Rabu, 17 Juni 2026 | 17:15
NEWS

Jaksa Agung Setujui Restorative Justice untuk 2 Kasus Narkotika

Jaksa Agung Setujui Restorative Justice untuk 2 Kasus Narkotika
Agung Muda Tindak Pidana Umum (JAM-Pidum) Prof. Dr. Asep Nana Mulyana (Dok Erfan)

ASKARA – Jaksa Agung melalui Jaksa Agung Muda Tindak Pidana Umum (JAM-Pidum) Prof. Dr. Asep Nana Mulyana menyetujui dua pengajuan penyelesaian perkara narkotika melalui mekanisme restorative justice pada ekspose perkara yang digelar Selasa, 22 Juli 2025.

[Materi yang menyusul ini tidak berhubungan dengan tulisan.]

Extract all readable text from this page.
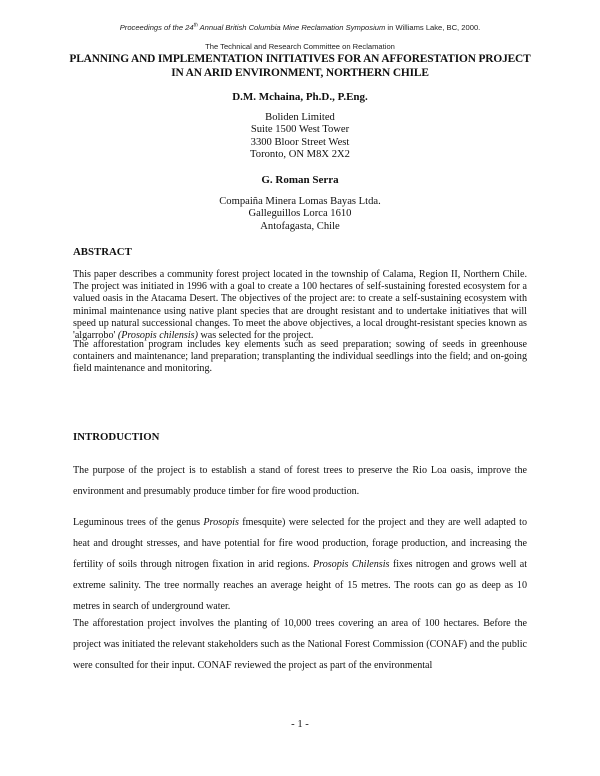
Proceedings of the 24th Annual British Columbia Mine Reclamation Symposium in Williams Lake, BC, 2000.
The Technical and Research Committee on Reclamation
PLANNING AND IMPLEMENTATION INITIATIVES FOR AN AFFORESTATION PROJECT
IN AN ARID ENVIRONMENT, NORTHERN CHILE
D.M. Mchaina, Ph.D., P.Eng.
Boliden Limited
Suite 1500 West Tower
3300 Bloor Street West
Toronto, ON M8X 2X2
G. Roman Serra
Compaiña Minera Lomas Bayas Ltda.
Galleguillos Lorca 1610
Antofagasta, Chile
ABSTRACT
This paper describes a community forest project located in the township of Calama, Region II, Northern Chile. The project was initiated in 1996 with a goal to create a 100 hectares of self-sustaining forested ecosystem for a valued oasis in the Atacama Desert. The objectives of the project are: to create a self-sustaining ecosystem with minimal maintenance using native plant species that are drought resistant and to undertake initiatives that will speed up natural successional changes. To meet the above objectives, a local drought-resistant species known as 'algarrobo' (Prosopis chilensis) was selected for the project.
The afforestation program includes key elements such as seed preparation; sowing of seeds in greenhouse containers and maintenance; land preparation; transplanting the individual seedlings into the field; and on-going field maintenance and monitoring.
INTRODUCTION
The purpose of the project is to establish a stand of forest trees to preserve the Rio Loa oasis, improve the environment and presumably produce timber for fire wood production.
Leguminous trees of the genus Prosopis fmesquite) were selected for the project and they are well adapted to heat and drought stresses, and have potential for fire wood production, forage production, and increasing the fertility of soils through nitrogen fixation in arid regions. Prosopis Chilensis fixes nitrogen and grows well at extreme salinity. The tree normally reaches an average height of 15 metres. The roots can go as deep as 10 metres in search of underground water.
The afforestation project involves the planting of 10,000 trees covering an area of 100 hectares. Before the project was initiated the relevant stakeholders such as the National Forest Commission (CONAF) and the public were consulted for their input. CONAF reviewed the project as part of the environmental
- 1 -
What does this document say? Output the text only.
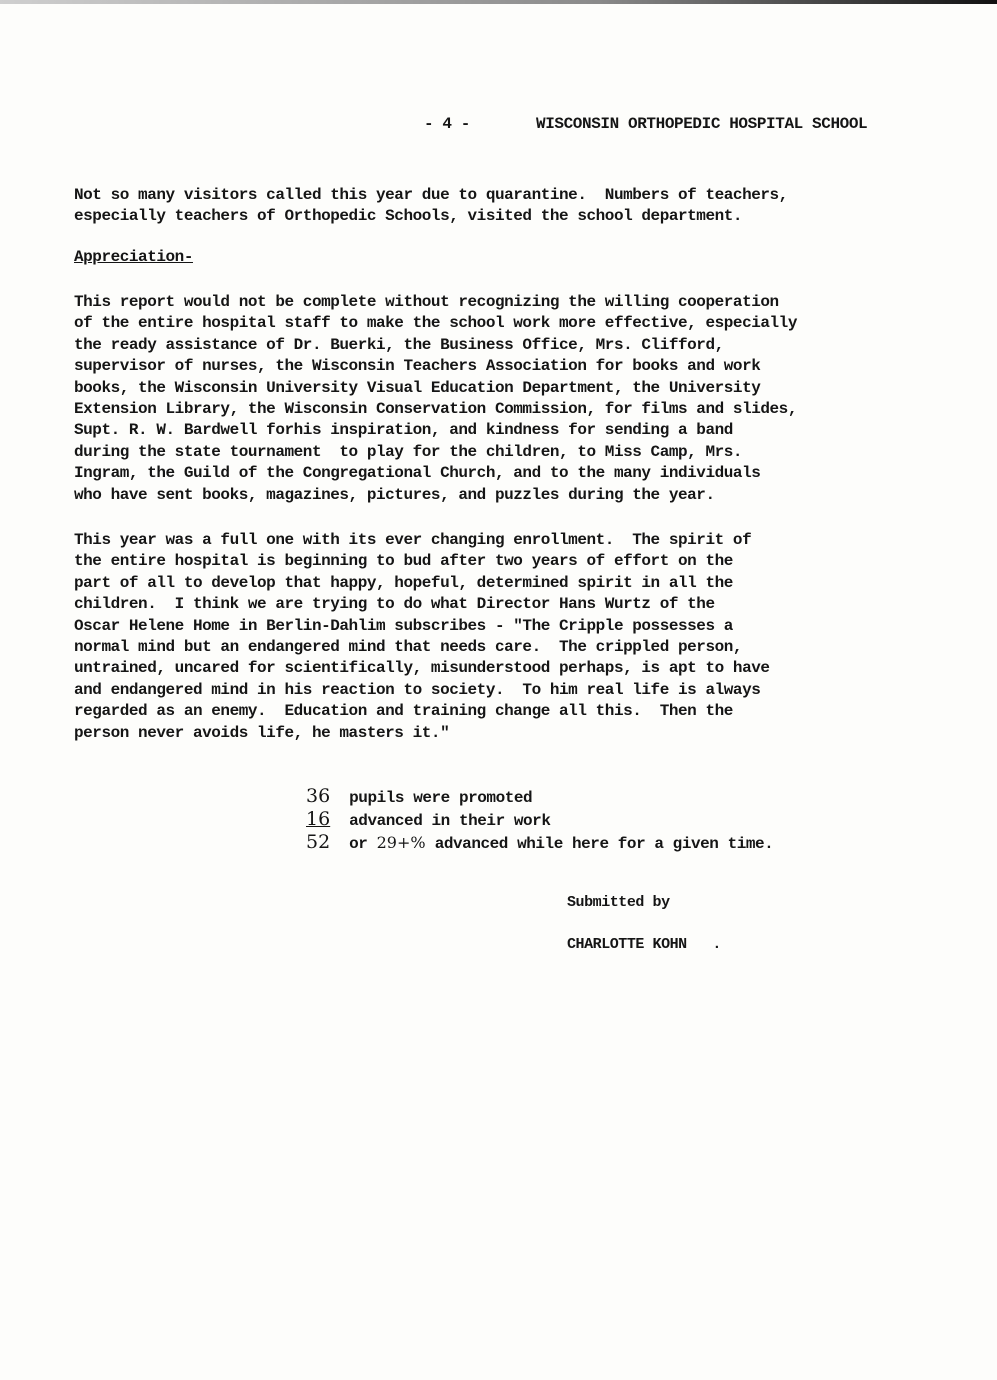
- 4 -	WISCONSIN ORTHOPEDIC HOSPITAL SCHOOL

Not so many visitors called this year due to quarantine.  Numbers of teachers,
especially teachers of Orthopedic Schools, visited the school department.

Appreciation-

This report would not be complete without recognizing the willing cooperation
of the entire hospital staff to make the school work more effective, especially
the ready assistance of Dr. Buerki, the Business Office, Mrs. Clifford,
supervisor of nurses, the Wisconsin Teachers Association for books and work
books, the Wisconsin University Visual Education Department, the University
Extension Library, the Wisconsin Conservation Commission, for films and slides,
Supt. R. W. Bardwell forhis inspiration, and kindness for sending a band
during the state tournament  to play for the children, to Miss Camp, Mrs.
Ingram, the Guild of the Congregational Church, and to the many individuals
who have sent books, magazines, pictures, and puzzles during the year.

This year was a full one with its ever changing enrollment.  The spirit of
the entire hospital is beginning to bud after two years of effort on the
part of all to develop that happy, hopeful, determined spirit in all the
children.  I think we are trying to do what Director Hans Wurtz of the
Oscar Helene Home in Berlin-Dahlim subscribes - "The Cripple possesses a
normal mind but an endangered mind that needs care.  The crippled person,
untrained, uncared for scientifically, misunderstood perhaps, is apt to have
and endangered mind in his reaction to society.  To him real life is always
regarded as an enemy.  Education and training change all this.  Then the
person never avoids life, he masters it."

36 pupils were promoted
16 advanced in their work
52 or 29+% advanced while here for a given time.
Submitted by
CHARLOTTE KOHN .
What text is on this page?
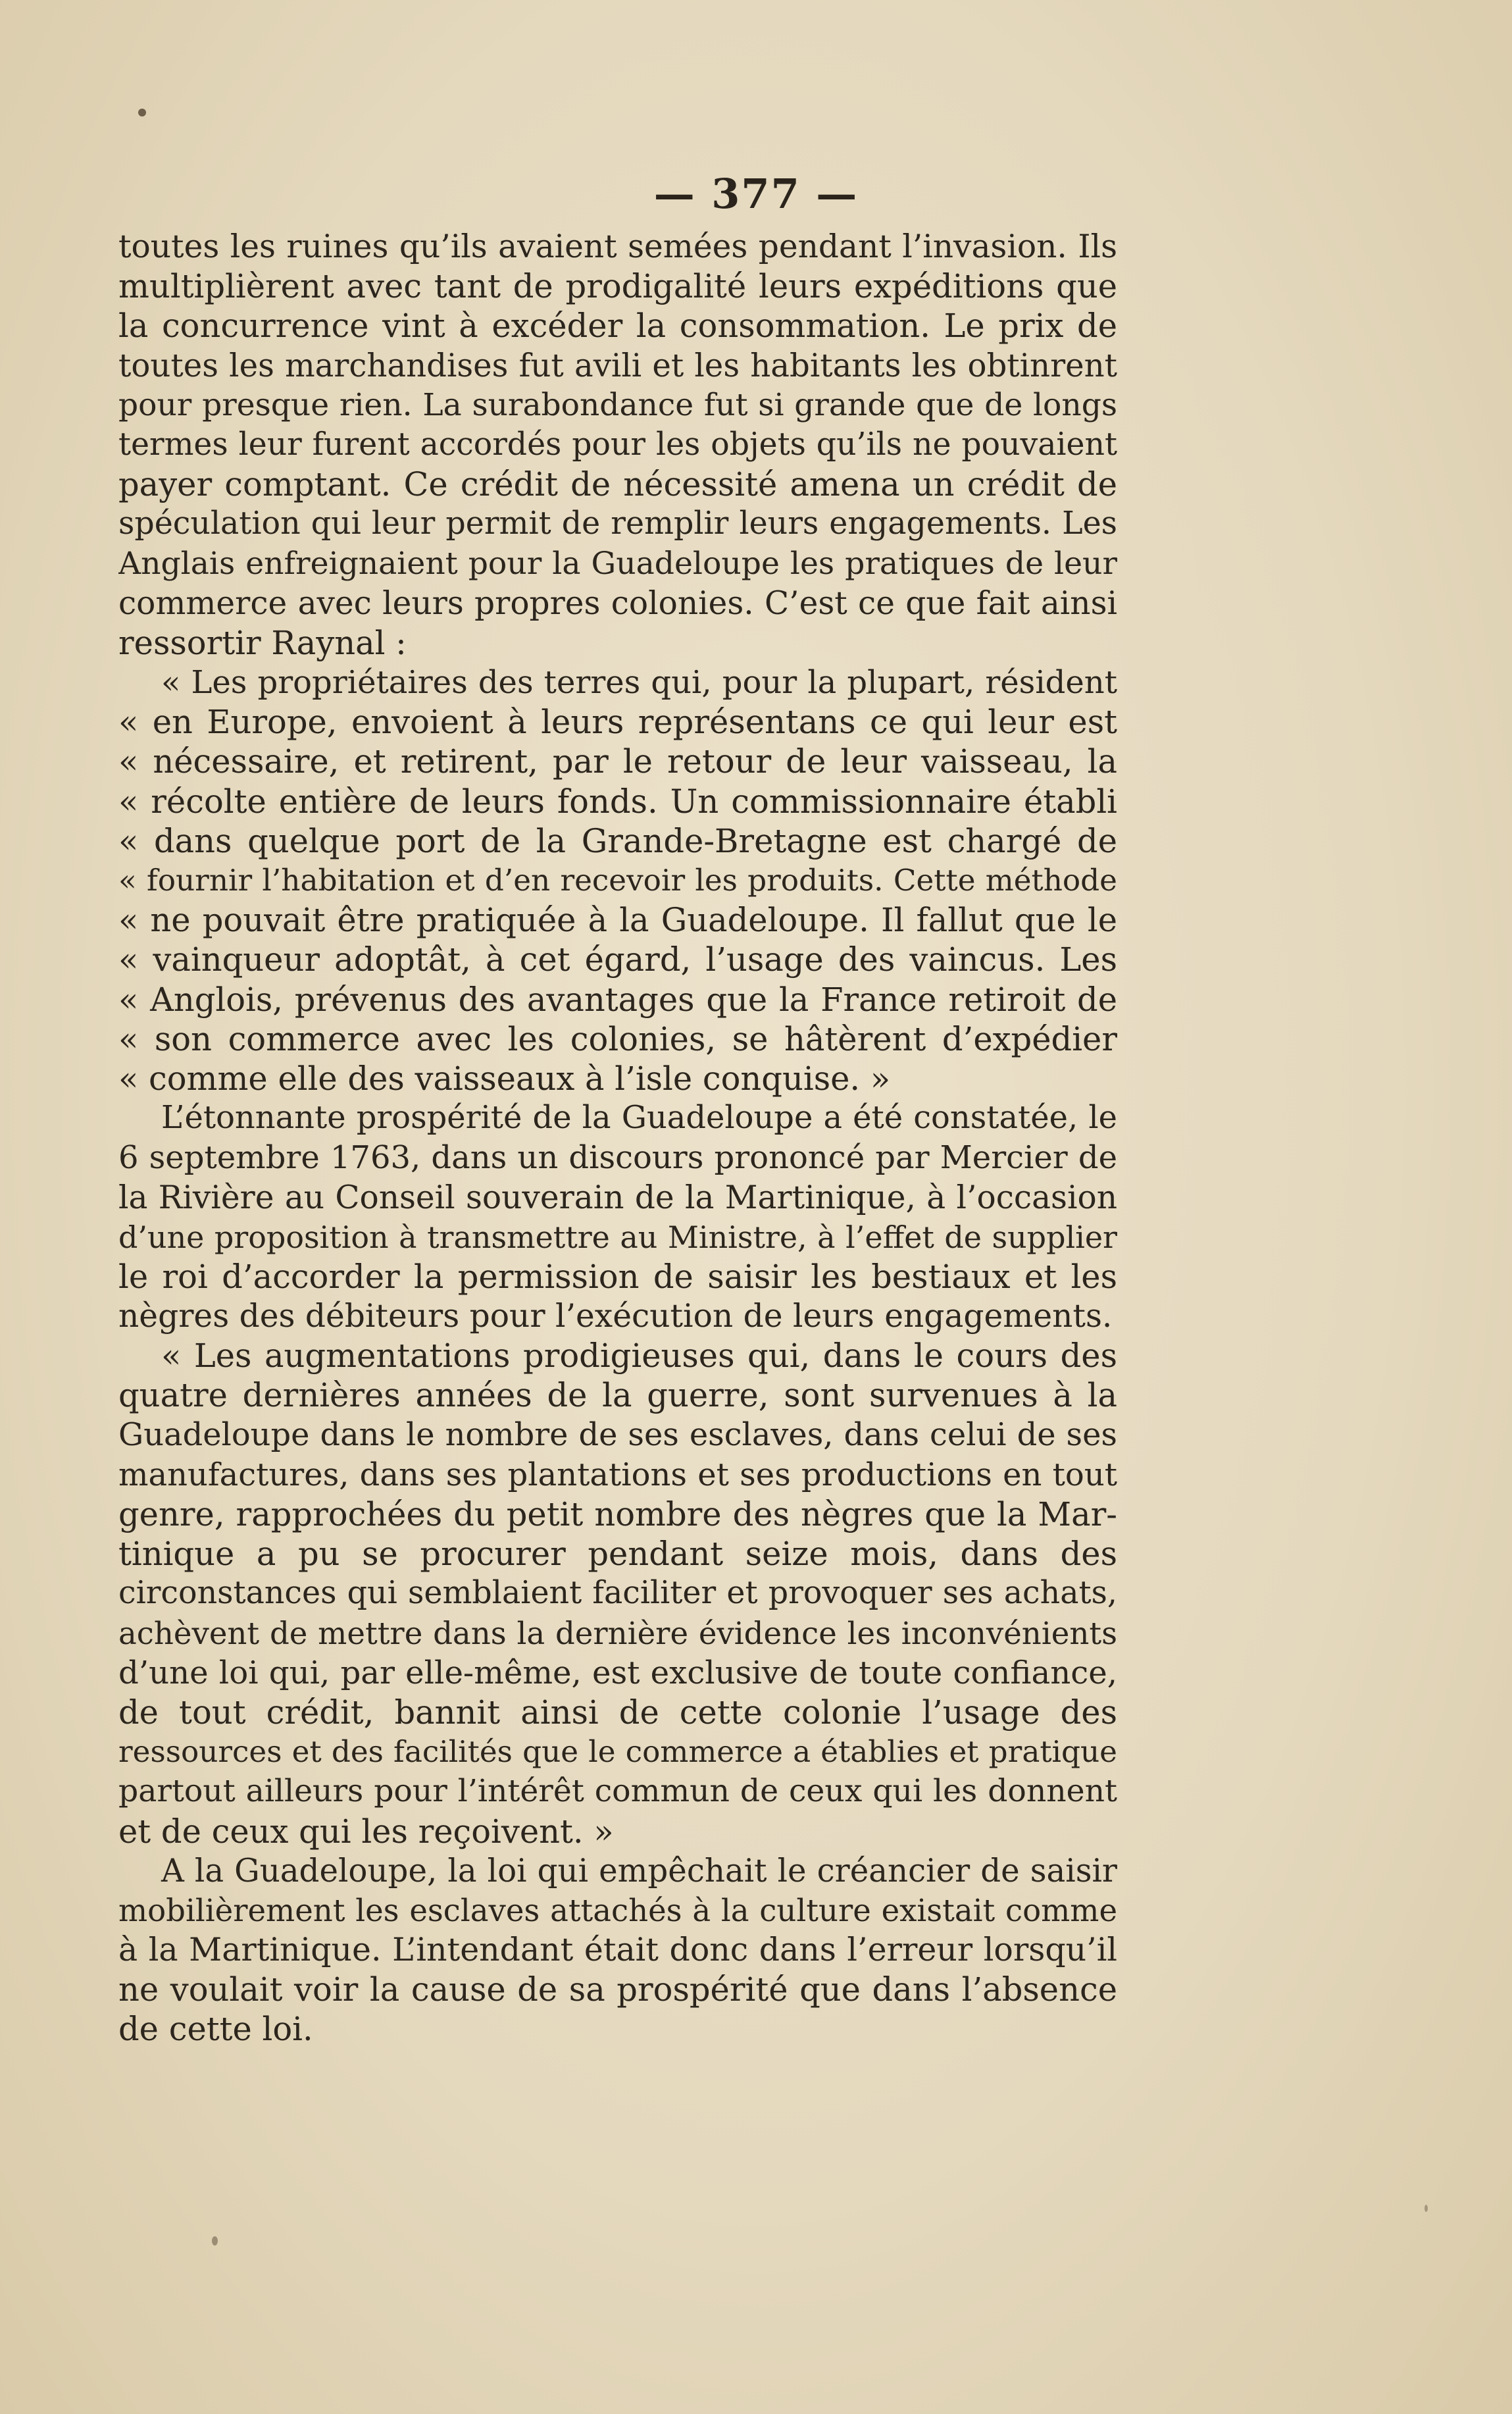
— 377 —
toutes les ruines qu’ils avaient semées pendant l’invasion. Ils
multiplièrent avec tant de prodigalité leurs expéditions que
la concurrence vint à excéder la consommation. Le prix de
toutes les marchandises fut avili et les habitants les obtinrent
pour presque rien. La surabondance fut si grande que de longs
termes leur furent accordés pour les objets qu’ils ne pouvaient
payer comptant. Ce crédit de nécessité amena un crédit de
spéculation qui leur permit de remplir leurs engagements. Les
Anglais enfreignaient pour la Guadeloupe les pratiques de leur
commerce avec leurs propres colonies. C’est ce que fait ainsi
ressortir Raynal :
« Les propriétaires des terres qui, pour la plupart, résident
« en Europe, envoient à leurs représentans ce qui leur est
« nécessaire, et retirent, par le retour de leur vaisseau, la
« récolte entière de leurs fonds. Un commissionnaire établi
« dans quelque port de la Grande-Bretagne est chargé de
« fournir l’habitation et d’en recevoir les produits. Cette méthode
« ne pouvait être pratiquée à la Guadeloupe. Il fallut que le
« vainqueur adoptât, à cet égard, l’usage des vaincus. Les
« Anglois, prévenus des avantages que la France retiroit de
« son commerce avec les colonies, se hâtèrent d’expédier
« comme elle des vaisseaux à l’isle conquise. »
L’étonnante prospérité de la Guadeloupe a été constatée, le
6 septembre 1763, dans un discours prononcé par Mercier de
la Rivière au Conseil souverain de la Martinique, à l’occasion
d’une proposition à transmettre au Ministre, à l’effet de supplier
le roi d’accorder la permission de saisir les bestiaux et les
nègres des débiteurs pour l’exécution de leurs engagements.
« Les augmentations prodigieuses qui, dans le cours des
quatre dernières années de la guerre, sont survenues à la
Guadeloupe dans le nombre de ses esclaves, dans celui de ses
manufactures, dans ses plantations et ses productions en tout
genre, rapprochées du petit nombre des nègres que la Mar-
tinique a pu se procurer pendant seize mois, dans des
circonstances qui semblaient faciliter et provoquer ses achats,
achèvent de mettre dans la dernière évidence les inconvénients
d’une loi qui, par elle-même, est exclusive de toute confiance,
de tout crédit, bannit ainsi de cette colonie l’usage des
ressources et des facilités que le commerce a établies et pratique
partout ailleurs pour l’intérêt commun de ceux qui les donnent
et de ceux qui les reçoivent. »
A la Guadeloupe, la loi qui empêchait le créancier de saisir
mobilièrement les esclaves attachés à la culture existait comme
à la Martinique. L’intendant était donc dans l’erreur lorsqu’il
ne voulait voir la cause de sa prospérité que dans l’absence
de cette loi.
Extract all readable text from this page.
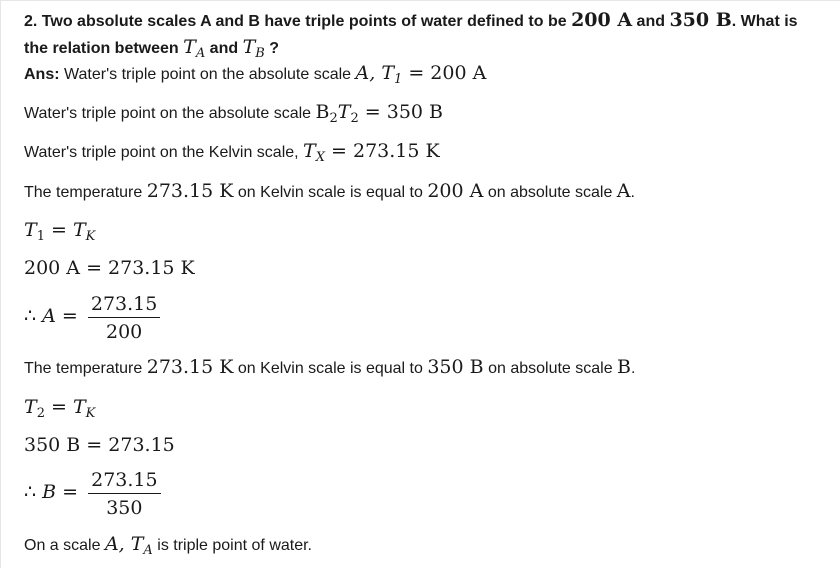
2. Two absolute scales A and B have triple points of water defined to be 200 A and 350 B. What is
the relation between $T_A$ and $T_B$ ?
Ans: Water's triple point on the absolute scale A, $T_1 = 200$ A
Water's triple point on the absolute scale $B_2T_2 = 350$ B
Water's triple point on the Kelvin scale, $T_X = 273.15$ K
The temperature 273.15 K on Kelvin scale is equal to 200 A on absolute scale A.
$T_1 = T_K$
200 A = 273.15 K
∴ $A = \frac{273.15}{200}$
The temperature 273.15 K on Kelvin scale is equal to 350 B on absolute scale B.
$T_2 = T_K$
350 B = 273.15
∴ $B = \frac{273.15}{350}$
On a scale A, $T_A$ is triple point of water.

Dua perkara tersebut melibatkan:

1. Muhamad Aqil Athallah bin Ade Sofyan (Kejaksaan Negeri Jakarta Timur), dijerat Pasal 127 Ayat (1) Huruf a UU RI Nomor 35 Tahun 2009 tentang Narkotika.

2. Saptian Ramanda bin Jariman (Kejaksaan Negeri Jakarta Utara), dengan pasal yang sama.

Persetujuan rehabilitasi diberikan setelah mempertimbangkan sejumlah aspek, antara lain:

Hasil laboratorium forensik menunjukkan para tersangka positif menggunakan narkotika.
Hasil penyidikan memastikan mereka bukan bagian dari jaringan peredaran gelap narkotika dan hanya pengguna akhir (end user).

Tidak pernah masuk dalam Daftar Pencarian Orang (DPO).
Berdasarkan asesmen terpadu, dikategorikan sebagai pecandu atau korban penyalahgunaan narkotika.

Belum pernah atau maksimal dua kali menjalani rehabilitasi, dengan bukti surat keterangan resmi.

Tidak berperan sebagai produsen, bandar, pengedar, maupun kurir narkotika.

JAM-Pidum meminta para Kepala Kejaksaan Negeri terkait segera menerbitkan Surat Ketetapan Penyelesaian Perkara Berdasarkan Keadilan Restoratif sesuai Pedoman Jaksa Agung Nomor 18 Tahun 2021 tentang Penanganan Perkara Penyalahgunaan Narkotika dengan pendekatan rehabilitasi.

“Pendekatan ini menjadi wujud penerapan asas Dominus Litis Jaksa dalam mewujudkan keadilan bagi pecandu dan korban penyalahgunaan narkotika,” ujar Prof. Asep Nana Mulyana.